Planning 30 games at once is a nightmare. We used one spreadsheet to track concepts, dev status, content, specs, and deployment. Boring? Yes. Essential? Absolutely. Here's the system we built.

The 3-Pass Pipeline

Every game goes through three stages: Concept (idea, mechanics, feasibility), Code (prototype to polish), Content (wrapper page, strategy article, metadata). At any given time we have games in all three stages.

Surprising truth: writing the content takes longer than coding the game. A solid strategy guide runs 2-3 hours. The actual game code? Maybe 1-4 hours. Most people would never guess that. We found that starting content while coding was in progress kept both workflows efficient.

Prioritizing Game Features

Every game on Gerk Games begins with a feature list that is roughly three times longer than what ships. Our prioritization framework ranks features by three criteria: player impact (how many players will notice and benefit), development cost (engineering hours required), and maintenance burden (ongoing support cost). Features that score high on impact and low on cost ship first. Features that score low on impact regardless of cost are cut entirely.

Testing Strategy for Game Bugs

Game testing follows a different pattern than web application testing because the code runs in a continuous 60fps loop. Game bugs often manifest as visual glitches that only appear under specific timing conditions. Our testing protocol: run the game for 30 minutes with the developer playing (covers 70% of bugs), run automated input sequences for 2 hours (covers 20% of edge cases), and deploy with a feedback mechanism for the remaining 10% that only real players discover.

Responsive Design Planning

Designing a game that works on both 5-inch phones and 32-inch monitors requires planning responsive layout from day one. The game canvas must scale proportionally while maintaining aspect ratio. UI elements (score, buttons, menus) should be positioned relative to the canvas edges rather than in fixed pixel coordinates. We use a viewport-based scaling system where the game renders at a fixed resolution and the browser CSS scales it to fit.

Cost Estimation and Timeline Management

Game development timelines are notoriously unpredictable because gameplay quality cannot be estimated from feature checklists. Our solution: estimate the minimum viable version (core mechanic working at 60fps on one device), then multiply by three for the production version. The first version takes roughly one week for a simple arcade game. The production version — with menus, settings, mobile optimization, accessibility, and SEO metadata — takes three weeks. Budgeting for this 3x multiplier prevents the common mistake of underestimating the gap between a prototype and a shippable product.

Post-Launch Maintenance Planning

The most commonly underestimated phase of game development is post-launch maintenance. Users report bugs, request features, and encounter compatibility issues with new browser versions. Our maintenance budget allocates 10% of total development time per month for the first three months after launch. During this period, we fix reported bugs within 48 hours and release patches immediately (no batching). After three months, maintenance drops to 2% of monthly development time as the game stabilizes. This aggressive early maintenance strategy ensures high review scores and user retention — a game with responsive bug fixes retains 40% more users over its first year than one with monthly patch cycles.

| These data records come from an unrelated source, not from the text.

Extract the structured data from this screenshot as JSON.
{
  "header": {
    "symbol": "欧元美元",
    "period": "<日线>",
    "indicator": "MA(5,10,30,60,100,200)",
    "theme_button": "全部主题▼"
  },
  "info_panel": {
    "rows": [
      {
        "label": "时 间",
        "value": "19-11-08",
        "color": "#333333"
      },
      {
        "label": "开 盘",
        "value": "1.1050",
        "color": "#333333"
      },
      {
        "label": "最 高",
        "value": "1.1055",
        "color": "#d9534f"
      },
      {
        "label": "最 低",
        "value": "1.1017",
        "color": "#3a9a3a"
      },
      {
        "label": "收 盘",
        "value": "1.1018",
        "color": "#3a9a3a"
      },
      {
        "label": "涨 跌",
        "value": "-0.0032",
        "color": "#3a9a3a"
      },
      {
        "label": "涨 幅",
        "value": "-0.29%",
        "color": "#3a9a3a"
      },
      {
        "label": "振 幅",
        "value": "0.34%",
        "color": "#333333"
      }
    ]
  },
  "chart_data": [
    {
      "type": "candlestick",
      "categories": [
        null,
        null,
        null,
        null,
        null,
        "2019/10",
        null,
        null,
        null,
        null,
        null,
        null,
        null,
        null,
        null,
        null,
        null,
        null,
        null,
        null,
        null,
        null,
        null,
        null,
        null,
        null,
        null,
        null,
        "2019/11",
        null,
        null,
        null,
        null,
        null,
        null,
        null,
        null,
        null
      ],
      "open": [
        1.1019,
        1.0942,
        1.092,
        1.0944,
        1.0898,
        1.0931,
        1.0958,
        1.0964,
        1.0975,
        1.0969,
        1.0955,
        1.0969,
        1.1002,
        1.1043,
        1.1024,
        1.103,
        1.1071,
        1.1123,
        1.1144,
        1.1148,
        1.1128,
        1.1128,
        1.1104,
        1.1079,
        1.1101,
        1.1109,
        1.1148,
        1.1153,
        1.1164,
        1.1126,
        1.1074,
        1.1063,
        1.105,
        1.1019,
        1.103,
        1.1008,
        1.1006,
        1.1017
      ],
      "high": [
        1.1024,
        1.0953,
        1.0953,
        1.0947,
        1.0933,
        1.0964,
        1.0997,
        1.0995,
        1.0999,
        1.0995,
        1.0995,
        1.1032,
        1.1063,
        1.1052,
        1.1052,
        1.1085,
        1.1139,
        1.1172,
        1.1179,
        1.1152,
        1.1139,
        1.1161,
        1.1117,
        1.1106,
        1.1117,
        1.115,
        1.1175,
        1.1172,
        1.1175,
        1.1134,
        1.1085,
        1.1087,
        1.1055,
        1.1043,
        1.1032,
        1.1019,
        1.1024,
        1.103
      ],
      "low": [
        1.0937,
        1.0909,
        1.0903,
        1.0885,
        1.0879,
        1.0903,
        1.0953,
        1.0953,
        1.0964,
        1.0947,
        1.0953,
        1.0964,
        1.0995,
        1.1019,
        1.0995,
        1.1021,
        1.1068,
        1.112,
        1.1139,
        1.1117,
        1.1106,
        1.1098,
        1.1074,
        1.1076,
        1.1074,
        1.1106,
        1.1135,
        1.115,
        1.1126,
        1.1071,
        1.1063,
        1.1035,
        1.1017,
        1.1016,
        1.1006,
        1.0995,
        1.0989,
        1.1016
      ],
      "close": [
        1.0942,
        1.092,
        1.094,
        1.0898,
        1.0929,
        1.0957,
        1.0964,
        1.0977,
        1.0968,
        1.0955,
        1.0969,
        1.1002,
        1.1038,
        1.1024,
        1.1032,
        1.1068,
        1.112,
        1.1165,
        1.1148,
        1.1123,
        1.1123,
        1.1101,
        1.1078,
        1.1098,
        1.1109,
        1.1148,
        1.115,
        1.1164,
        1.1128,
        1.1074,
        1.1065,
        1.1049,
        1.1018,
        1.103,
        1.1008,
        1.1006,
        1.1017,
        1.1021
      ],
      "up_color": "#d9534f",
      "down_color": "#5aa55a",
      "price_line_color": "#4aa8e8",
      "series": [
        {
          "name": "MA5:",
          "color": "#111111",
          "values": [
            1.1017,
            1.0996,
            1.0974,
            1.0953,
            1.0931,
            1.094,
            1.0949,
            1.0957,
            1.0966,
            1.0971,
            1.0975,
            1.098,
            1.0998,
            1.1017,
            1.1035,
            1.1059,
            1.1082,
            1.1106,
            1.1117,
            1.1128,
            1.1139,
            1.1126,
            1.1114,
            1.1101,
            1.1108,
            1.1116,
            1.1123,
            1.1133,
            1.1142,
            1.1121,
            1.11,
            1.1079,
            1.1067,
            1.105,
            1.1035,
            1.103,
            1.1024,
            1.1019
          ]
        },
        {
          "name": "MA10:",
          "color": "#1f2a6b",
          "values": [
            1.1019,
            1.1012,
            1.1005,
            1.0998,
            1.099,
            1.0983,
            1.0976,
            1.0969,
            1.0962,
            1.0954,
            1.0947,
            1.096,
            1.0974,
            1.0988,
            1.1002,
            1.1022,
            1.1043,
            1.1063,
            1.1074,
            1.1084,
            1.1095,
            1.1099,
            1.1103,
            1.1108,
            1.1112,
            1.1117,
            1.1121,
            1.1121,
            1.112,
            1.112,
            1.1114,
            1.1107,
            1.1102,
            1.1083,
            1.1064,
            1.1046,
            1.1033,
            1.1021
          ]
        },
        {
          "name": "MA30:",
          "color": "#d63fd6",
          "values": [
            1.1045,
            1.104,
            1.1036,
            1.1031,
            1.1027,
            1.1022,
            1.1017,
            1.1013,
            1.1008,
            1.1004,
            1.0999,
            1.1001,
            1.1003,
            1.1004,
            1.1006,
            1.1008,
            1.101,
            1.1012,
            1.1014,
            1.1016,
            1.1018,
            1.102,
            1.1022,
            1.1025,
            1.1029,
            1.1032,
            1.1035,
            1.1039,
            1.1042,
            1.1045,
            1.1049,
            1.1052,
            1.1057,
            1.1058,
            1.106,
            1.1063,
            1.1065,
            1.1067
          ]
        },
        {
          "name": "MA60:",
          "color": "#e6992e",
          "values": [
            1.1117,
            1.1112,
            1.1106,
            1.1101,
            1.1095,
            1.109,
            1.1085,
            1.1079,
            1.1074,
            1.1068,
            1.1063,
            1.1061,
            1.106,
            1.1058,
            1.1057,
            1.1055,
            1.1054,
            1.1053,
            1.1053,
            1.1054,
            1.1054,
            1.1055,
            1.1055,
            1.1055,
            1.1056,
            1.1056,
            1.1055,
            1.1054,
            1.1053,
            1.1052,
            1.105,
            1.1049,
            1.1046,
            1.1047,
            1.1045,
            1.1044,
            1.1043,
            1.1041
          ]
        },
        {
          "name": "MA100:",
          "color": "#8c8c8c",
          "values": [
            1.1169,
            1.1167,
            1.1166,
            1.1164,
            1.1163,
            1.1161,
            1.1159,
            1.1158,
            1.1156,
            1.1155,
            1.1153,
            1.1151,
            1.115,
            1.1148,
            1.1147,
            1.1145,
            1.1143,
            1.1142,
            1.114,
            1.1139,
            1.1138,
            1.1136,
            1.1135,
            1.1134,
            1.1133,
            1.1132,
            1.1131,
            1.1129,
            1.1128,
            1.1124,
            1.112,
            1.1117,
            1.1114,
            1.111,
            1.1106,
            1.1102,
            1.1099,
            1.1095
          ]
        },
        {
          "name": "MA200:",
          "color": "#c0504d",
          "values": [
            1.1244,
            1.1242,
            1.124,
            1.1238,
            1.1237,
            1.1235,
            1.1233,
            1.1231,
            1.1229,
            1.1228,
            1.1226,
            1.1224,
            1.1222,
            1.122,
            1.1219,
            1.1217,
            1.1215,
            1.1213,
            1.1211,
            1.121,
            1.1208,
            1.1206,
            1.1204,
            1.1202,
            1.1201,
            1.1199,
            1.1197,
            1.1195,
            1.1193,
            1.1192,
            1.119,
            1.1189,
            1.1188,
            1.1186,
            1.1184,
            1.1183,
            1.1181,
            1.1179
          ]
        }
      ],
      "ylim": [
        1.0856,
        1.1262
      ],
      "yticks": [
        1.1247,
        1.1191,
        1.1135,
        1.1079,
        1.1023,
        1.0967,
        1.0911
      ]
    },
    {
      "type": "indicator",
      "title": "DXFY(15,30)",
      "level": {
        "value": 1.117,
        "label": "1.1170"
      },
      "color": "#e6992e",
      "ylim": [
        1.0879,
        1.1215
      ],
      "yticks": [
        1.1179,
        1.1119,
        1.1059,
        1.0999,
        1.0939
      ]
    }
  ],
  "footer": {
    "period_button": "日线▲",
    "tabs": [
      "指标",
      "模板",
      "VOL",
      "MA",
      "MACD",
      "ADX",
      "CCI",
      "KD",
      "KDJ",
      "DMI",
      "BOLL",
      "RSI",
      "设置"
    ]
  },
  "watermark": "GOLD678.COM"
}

Risk Management in Game Development

Every game project faces risks that can derail the timeline. We categorize risks into three types: technical unknowns (will the physics engine work on mobile?), design risks (is the core mechanic actually fun?), and schedule risks (how long will polishing take?). Technical unknowns are mitigated through prototyping — build a single level with all planned mechanics before committing to the full game. Design risks are mitigated through player testing — if the first five testers do not report fun within the first 30 seconds, the game goes back to the drawing board. Schedule risks are mitigated by the 3x estimation rule: whatever timeline the developer estimates, multiply by three.